However, as with any energy source, it’s important that busy construction sites follow certain measures to help ensure that propane tanks remain undamaged and working effectively.
Budget Propane Ontario has listed five tips to help ensure the propane tanks on your construction site remain undamaged:
1 - Find a safe place to put your propane tank
Propane tanks can’t just be placed anywhere on the site, it’s important that you find a safe place to keep them away from potential issues. Tanks should be kept 10 feet from ignition sources (such as smoking, sparks, and open flames), combustible materials (such as lumber and drywall), building vents or air intake points, property lines of adjacent sites that can be built on and key buildings.
Keep in mind that as your construction project advances, it’s likely that you will need to move your propane tank regularly to maintain a safe distance from where you are working.

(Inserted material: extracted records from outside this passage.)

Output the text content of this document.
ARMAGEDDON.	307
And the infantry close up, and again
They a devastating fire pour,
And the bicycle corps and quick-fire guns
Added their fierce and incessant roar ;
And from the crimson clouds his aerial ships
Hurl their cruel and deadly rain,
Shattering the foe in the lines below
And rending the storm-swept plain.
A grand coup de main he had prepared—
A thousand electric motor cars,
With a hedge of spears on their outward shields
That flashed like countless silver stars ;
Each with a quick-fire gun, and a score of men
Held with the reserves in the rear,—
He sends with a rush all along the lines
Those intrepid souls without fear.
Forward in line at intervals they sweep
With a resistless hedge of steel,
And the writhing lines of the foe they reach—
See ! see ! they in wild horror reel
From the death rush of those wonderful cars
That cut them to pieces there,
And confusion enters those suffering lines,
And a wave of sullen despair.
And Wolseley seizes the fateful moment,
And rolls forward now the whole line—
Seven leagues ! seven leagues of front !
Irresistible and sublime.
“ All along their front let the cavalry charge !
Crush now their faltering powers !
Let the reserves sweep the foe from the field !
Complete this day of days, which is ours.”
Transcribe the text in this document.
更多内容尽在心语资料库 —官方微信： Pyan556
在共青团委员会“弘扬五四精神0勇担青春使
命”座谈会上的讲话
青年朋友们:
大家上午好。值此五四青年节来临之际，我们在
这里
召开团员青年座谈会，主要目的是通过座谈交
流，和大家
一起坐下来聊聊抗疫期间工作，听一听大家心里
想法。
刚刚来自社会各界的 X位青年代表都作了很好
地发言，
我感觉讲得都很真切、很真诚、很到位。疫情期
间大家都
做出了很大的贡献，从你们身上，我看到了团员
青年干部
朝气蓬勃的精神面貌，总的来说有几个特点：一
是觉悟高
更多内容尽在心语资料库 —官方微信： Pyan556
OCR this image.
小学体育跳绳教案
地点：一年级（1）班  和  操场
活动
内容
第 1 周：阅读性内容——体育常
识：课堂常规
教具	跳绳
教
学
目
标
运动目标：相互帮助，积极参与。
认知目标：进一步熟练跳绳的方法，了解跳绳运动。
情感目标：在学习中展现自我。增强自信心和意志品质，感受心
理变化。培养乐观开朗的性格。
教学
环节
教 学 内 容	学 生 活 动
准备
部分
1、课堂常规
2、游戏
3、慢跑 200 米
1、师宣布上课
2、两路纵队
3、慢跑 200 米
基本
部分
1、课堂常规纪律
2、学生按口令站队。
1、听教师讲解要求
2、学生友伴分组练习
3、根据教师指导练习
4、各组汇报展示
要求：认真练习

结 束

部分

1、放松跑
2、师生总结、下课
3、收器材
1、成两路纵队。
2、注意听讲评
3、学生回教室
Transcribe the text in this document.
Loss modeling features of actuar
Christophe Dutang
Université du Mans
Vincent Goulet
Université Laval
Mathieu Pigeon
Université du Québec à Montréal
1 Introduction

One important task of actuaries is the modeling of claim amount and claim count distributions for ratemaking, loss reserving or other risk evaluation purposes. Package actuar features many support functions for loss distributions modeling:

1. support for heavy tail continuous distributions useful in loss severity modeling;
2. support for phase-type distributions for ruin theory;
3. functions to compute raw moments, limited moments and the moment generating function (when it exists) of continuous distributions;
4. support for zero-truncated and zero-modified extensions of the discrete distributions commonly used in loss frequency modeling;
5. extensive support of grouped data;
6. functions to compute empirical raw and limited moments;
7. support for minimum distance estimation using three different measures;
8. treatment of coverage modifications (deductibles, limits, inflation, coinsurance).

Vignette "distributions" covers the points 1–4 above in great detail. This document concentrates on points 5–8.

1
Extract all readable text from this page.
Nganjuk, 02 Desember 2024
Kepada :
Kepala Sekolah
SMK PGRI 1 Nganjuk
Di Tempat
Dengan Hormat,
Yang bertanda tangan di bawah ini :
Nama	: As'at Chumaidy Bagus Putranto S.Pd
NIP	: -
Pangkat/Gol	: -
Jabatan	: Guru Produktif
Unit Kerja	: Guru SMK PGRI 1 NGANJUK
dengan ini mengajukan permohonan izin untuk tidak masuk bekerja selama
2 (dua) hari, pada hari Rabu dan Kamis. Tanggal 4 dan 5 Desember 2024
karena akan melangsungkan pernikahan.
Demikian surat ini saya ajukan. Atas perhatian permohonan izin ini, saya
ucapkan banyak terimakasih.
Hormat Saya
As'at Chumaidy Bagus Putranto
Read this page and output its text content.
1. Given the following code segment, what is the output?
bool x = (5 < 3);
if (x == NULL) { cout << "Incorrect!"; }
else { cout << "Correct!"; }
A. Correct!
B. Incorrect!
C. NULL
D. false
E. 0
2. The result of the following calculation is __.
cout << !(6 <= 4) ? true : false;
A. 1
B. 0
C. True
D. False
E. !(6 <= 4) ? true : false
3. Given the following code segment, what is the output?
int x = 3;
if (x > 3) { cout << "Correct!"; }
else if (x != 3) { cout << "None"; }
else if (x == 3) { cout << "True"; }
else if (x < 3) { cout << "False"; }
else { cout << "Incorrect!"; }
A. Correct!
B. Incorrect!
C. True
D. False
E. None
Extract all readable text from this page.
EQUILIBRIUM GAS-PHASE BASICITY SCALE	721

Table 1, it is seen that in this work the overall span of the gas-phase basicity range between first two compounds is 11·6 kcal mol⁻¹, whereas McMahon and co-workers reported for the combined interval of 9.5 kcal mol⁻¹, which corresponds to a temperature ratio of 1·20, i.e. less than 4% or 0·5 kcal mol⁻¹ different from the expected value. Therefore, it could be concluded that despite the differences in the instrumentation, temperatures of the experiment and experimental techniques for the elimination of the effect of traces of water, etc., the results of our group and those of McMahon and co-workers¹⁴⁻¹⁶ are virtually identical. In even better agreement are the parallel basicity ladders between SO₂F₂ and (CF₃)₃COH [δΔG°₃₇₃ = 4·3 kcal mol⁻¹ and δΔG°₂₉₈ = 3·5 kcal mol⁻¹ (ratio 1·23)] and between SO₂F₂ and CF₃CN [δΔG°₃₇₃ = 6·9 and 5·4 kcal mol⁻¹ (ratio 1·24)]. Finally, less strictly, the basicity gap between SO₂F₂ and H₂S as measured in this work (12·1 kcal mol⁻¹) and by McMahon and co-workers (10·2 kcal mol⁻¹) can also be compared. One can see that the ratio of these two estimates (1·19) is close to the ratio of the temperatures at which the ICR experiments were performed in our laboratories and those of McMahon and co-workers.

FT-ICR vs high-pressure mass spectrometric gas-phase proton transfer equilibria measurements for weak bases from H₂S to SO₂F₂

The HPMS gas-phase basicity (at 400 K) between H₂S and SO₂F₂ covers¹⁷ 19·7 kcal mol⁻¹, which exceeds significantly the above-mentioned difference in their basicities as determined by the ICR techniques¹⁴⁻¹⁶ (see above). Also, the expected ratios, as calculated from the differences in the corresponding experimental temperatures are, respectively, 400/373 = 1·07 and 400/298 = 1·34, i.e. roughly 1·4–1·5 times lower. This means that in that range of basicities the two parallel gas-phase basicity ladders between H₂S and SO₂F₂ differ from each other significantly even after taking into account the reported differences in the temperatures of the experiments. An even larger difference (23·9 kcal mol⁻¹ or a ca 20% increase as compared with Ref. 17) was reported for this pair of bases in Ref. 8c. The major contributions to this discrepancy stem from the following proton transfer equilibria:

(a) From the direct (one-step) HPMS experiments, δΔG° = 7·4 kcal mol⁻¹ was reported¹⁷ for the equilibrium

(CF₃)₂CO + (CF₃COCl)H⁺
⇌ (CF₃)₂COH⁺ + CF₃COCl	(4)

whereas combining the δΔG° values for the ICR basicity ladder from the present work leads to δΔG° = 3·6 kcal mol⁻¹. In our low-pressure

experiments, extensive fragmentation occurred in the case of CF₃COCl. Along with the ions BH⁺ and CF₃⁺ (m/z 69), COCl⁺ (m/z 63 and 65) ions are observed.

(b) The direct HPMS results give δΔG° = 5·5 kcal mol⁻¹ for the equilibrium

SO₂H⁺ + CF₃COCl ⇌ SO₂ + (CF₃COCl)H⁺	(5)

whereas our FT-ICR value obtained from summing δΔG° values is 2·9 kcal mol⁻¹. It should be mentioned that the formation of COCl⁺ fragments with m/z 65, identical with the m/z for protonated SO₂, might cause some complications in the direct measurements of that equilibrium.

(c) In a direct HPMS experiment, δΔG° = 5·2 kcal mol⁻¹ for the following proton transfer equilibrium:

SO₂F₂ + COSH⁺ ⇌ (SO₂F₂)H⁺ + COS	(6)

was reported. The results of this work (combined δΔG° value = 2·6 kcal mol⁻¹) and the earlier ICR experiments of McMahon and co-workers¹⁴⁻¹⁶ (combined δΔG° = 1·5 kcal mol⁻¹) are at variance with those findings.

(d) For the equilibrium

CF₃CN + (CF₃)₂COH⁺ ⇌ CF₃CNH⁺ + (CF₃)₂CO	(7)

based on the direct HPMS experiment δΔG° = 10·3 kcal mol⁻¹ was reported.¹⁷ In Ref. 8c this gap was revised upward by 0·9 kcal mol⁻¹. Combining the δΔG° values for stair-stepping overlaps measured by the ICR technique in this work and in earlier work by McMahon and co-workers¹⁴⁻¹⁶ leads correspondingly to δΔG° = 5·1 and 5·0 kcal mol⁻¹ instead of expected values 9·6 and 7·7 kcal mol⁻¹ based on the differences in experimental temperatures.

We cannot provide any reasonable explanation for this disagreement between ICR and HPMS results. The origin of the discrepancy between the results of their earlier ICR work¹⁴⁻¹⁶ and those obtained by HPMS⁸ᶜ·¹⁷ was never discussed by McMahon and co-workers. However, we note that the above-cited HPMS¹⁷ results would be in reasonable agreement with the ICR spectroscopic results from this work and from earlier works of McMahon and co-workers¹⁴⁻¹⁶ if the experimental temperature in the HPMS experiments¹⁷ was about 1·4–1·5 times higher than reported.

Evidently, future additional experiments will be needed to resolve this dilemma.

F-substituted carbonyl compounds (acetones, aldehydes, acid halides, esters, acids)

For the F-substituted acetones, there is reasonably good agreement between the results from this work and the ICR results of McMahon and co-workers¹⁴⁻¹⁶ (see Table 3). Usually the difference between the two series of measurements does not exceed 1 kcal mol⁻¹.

2 - Protect your propane tank during storms
Whether it is heavy rain, high winds, lightning or even a tornado, propane tanks may need to be secured or possibly removed from your construction site during a particularly bad storm. What workers should do with your propane tank should be included in your checklist of how to prepare your site for a storm.
Once the storm has passed, make sure you talk to your propane supplier and confirm that the propane tank is safe to use before you start working again.
3 - Prevent your propane tank from being damaged
Construction sites can be busy and hectic, and that means your propane tank is susceptible to dents and other damage. To protect your tank, it is always a good idea to fence off the area around your tank to stop workers going near the tanks while working.
If you do spot any dents or damage to your propane container, turn off the propane supply and speak to your propane supplier who will be able to advise you on whether it is safe to use or not.
4 - Make sure you don’t have any leaks
At the start of each shift, check the connections on your propane tank when you turn it on to ensure that there are no leaks. Even if your propane tank was to leak, however, it’s very unlikely that you wouldn’t notice.
Propane is prepared with the specialized odorant ethyl mercaptan to help you identify leaks quickly. This means if there’s a leak, you will be sure to smell a strong smell that resembles rotten eggs.
5 - Store properly when not in use
Once you have finished work for the day, it’s important that you store your propane cylinders properly and out the way of any potential damage. By storing your propane cylinders upright and outside in a specialized cylinder storage area, you will give the propane protection from tampering, vehicle collisions and much more.
Remember, this storage area should be a safe distance from any hazards that could expose your propane to heat or flames and be well ventilated.